Just who is the king of D.C.’s bureaucracy?

“That didn’t stop me,” President Biden declared after the Supreme Court blocked his $430 billion student loan write-off in 2023. It sure didn’t.
After striking out in court with three debt forgiveness schemes, the Administration last week unveiled another.
Take that, judges.
The Education Department says its proposed rule would authorize forgiveness for some eight million borrowers experiencing “hardship.”
Under the rule, the department can discharge debt if it calculates a borrower has an 80% likelihood of defaulting on payments within the subsequent two years based on 17 factors such as income, debt balances and assets.
The rule would effectively let the department forgive debt of any borrower any time it wants.
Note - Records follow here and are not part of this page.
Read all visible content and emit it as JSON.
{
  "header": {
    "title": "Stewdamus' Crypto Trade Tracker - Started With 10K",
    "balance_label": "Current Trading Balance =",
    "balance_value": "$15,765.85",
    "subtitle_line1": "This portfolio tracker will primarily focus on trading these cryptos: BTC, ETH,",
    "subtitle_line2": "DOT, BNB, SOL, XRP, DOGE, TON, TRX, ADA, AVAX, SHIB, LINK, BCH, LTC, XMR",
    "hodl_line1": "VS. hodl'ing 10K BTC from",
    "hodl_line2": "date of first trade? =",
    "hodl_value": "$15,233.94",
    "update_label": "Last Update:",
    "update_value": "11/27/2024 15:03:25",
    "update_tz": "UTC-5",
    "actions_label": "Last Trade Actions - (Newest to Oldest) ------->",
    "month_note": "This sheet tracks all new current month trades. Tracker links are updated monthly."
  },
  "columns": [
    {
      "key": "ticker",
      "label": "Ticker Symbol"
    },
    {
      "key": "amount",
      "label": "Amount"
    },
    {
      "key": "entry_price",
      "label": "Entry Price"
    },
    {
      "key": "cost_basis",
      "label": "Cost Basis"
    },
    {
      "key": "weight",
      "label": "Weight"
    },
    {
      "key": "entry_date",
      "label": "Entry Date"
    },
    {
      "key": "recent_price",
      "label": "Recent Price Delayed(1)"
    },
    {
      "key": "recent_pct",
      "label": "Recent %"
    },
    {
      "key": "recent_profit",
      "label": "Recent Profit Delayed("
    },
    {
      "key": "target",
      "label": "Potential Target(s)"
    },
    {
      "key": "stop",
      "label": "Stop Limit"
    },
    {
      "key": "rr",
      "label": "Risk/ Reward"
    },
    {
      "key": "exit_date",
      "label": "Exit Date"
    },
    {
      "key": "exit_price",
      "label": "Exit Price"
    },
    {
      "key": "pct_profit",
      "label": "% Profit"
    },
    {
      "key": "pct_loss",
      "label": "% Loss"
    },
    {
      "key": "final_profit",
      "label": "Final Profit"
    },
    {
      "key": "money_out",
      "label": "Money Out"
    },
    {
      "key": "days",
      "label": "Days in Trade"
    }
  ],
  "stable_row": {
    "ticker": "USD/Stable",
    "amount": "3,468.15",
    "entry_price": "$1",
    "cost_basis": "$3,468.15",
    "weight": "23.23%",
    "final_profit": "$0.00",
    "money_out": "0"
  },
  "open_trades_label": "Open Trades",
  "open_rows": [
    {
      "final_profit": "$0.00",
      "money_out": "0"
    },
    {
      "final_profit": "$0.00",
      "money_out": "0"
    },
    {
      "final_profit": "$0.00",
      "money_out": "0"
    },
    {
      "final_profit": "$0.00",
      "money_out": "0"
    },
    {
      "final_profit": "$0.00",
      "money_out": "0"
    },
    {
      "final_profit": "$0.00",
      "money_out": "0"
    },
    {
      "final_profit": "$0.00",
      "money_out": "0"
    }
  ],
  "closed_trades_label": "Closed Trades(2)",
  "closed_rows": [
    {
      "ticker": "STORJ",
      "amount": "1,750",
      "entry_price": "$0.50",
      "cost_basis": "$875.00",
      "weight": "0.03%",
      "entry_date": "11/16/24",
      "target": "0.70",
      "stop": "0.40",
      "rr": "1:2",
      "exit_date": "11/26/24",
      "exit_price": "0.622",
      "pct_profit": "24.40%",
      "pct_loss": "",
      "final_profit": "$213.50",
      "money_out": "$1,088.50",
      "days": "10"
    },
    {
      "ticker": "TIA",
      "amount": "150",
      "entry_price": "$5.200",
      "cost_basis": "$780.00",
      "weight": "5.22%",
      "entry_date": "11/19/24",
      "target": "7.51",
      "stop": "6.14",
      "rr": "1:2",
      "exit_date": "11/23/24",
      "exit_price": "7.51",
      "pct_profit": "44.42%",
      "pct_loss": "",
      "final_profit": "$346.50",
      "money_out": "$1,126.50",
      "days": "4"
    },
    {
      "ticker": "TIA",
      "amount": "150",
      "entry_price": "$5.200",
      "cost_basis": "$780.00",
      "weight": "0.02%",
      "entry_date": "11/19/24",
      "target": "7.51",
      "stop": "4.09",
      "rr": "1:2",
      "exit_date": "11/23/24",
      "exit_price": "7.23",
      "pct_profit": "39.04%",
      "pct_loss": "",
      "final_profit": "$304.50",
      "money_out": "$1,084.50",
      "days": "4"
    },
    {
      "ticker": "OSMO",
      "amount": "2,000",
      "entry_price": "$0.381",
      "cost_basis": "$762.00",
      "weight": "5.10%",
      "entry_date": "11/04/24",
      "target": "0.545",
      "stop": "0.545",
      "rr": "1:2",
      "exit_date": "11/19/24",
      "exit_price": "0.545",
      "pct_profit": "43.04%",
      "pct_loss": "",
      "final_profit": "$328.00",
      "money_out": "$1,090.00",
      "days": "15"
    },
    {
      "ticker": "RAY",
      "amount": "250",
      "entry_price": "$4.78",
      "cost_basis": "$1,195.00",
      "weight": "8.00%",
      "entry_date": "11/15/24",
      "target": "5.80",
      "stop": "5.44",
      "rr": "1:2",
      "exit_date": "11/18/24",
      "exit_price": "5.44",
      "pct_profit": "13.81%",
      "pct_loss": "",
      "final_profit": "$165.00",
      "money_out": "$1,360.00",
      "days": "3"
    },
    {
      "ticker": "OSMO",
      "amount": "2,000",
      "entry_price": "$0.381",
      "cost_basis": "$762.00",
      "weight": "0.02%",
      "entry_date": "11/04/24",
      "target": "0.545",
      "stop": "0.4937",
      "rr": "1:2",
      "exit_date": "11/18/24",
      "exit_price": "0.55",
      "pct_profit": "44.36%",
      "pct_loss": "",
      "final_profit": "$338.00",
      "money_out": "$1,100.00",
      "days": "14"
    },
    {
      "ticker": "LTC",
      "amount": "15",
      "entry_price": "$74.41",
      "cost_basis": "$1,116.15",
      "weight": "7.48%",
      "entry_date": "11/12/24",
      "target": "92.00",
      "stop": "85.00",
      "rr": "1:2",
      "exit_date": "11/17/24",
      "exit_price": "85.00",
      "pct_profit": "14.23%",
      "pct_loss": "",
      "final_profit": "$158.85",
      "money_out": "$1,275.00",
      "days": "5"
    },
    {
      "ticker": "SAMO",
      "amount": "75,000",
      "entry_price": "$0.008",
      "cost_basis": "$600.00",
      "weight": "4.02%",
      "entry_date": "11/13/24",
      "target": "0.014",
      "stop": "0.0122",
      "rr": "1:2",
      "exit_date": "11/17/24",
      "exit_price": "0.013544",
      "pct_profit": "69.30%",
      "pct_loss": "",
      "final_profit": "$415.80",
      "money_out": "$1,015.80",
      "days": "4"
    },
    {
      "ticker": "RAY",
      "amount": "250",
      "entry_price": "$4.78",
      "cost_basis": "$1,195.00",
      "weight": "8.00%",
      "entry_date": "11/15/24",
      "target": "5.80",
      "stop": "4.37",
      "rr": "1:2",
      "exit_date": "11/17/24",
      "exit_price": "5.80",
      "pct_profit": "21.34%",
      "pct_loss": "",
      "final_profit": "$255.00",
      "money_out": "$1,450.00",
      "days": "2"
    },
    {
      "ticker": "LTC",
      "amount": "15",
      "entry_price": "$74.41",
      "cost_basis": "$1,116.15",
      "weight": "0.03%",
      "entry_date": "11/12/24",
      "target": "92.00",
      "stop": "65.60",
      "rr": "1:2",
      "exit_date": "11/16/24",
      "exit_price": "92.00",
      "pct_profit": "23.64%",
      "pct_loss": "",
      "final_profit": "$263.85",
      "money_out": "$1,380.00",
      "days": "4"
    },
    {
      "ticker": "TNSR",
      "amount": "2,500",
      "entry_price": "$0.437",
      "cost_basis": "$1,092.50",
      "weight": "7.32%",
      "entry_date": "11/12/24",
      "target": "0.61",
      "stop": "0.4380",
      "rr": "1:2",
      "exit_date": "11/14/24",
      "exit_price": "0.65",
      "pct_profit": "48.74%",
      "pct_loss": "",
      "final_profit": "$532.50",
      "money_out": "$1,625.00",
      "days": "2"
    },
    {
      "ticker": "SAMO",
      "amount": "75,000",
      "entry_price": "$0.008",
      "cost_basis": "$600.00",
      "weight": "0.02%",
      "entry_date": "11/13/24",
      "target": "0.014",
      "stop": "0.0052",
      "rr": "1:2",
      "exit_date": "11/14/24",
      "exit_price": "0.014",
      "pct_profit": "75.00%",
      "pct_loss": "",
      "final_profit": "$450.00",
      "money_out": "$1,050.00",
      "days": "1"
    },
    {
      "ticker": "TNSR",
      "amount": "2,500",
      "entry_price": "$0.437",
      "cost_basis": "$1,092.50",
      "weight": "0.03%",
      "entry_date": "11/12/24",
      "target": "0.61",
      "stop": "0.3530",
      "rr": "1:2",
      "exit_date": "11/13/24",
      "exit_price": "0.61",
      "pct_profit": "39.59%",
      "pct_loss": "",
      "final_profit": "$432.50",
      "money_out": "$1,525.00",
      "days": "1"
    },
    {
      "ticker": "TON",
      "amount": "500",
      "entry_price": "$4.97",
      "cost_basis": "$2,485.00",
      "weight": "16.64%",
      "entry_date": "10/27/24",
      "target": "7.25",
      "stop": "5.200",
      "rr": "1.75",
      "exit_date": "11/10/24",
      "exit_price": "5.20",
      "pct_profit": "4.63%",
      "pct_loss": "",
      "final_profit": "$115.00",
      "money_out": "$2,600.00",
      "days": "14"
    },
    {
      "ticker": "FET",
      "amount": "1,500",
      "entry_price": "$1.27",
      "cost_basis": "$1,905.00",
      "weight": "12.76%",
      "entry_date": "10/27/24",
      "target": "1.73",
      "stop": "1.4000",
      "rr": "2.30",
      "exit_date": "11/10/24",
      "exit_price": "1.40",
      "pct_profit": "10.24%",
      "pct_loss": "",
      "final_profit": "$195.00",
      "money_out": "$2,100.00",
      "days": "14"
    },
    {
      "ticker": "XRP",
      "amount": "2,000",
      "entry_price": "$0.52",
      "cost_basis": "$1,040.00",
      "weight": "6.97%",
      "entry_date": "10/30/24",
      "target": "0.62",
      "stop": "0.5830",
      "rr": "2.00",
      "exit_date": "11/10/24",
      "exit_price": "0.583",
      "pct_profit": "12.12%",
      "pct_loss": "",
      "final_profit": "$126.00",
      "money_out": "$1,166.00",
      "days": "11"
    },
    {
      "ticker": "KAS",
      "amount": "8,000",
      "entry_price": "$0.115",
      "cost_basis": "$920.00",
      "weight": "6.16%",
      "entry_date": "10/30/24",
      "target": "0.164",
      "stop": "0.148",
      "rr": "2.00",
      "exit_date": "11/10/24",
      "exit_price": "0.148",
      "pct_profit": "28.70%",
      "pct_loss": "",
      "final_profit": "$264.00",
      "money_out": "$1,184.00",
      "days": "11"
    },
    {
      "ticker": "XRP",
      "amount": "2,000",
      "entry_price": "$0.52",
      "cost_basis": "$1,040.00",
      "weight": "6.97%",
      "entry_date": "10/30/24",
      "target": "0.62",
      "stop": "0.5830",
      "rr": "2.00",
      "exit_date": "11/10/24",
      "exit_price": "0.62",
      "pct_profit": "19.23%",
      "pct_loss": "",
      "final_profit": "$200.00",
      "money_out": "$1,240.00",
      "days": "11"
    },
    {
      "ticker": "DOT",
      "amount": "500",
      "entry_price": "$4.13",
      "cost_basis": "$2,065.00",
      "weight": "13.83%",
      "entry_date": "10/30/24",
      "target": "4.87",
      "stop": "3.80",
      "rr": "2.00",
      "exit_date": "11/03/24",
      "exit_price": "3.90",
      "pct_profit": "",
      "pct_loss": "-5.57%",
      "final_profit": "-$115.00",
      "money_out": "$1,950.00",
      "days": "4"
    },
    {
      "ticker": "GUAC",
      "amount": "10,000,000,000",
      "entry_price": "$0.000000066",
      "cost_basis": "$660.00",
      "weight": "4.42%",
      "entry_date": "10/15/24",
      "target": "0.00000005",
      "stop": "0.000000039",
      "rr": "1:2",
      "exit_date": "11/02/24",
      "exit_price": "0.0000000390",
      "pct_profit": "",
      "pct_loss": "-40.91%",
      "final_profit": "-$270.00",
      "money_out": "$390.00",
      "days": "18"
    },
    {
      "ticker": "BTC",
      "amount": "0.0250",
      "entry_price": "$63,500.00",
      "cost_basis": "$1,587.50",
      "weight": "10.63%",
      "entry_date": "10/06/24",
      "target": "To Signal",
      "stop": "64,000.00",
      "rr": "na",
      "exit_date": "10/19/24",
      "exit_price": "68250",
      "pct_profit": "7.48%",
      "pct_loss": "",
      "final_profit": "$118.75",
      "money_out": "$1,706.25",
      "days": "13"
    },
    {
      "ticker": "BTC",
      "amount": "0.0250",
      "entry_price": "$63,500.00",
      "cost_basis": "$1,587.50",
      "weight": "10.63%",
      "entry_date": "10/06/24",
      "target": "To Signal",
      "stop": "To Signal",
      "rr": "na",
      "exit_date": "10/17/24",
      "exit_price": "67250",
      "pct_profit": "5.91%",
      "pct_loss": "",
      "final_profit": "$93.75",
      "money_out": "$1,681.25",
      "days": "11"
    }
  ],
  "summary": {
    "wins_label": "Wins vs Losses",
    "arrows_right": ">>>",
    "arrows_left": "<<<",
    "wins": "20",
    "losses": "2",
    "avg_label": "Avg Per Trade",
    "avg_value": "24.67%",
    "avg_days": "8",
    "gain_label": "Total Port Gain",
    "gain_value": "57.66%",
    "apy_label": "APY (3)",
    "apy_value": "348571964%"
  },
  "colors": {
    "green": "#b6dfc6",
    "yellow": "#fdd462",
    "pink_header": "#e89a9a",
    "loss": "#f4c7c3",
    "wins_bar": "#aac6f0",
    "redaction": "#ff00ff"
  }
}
The administration says high child-care costs could qualify as a hardship. How about high auto loan or credit-card payments? Did someone say moral hazard?
Borrowers are already allowed to postpone payments if they experience hardships, but the department says such forbearance isn’t enough.
It also says that its latest plan “would reach borrowers” who “do not sufficiently benefit from other currently available forgiveness options”—and there are many such options.
They include the Administration’s SAVE plan, which caps monthly payments at 5% of income above $33,885 and cancels remaining debt after 10 to 20 years. An Eighth Circuit Court of Appeals panel in August blocked the SAVE plan, but the Administration has waived payments for millions of borrowers already enrolled.
In addition, the department’s public service loan forgiveness program cancels debt for nonprofits and government workers after 10 years. The Administration has eased terms so more borrowers would qualify and last week advertised that it has forgiven $74 billion in debt under the program — about $74,000 per borrower.
In April the department released a plan that cancels accrued interest for 25 million borrowers and forgives debt of those who entered repayment over 20 years ago or who “enrolled in low-financial-value programs” — meaning, for-profit colleges.
The plan also promised to waive debt for borrowers with a “hardship.”
A federal court last month blocked that plan, but the department says its new rule “would operate separately and distinctly.” Courts are playing whack-a-mole with the Administration’s debt write-offs that end-run Congress, which never authorized such broad-based debt forgiveness.
Such lawlessness is one reason so many Americans discount the left’s assertions that Donald Trump endangers democracy.
Mr. Biden acts like he’s king, and Democrats and media voices cheering him on have no standing to object if Mr. Trump follows the Biden precedent.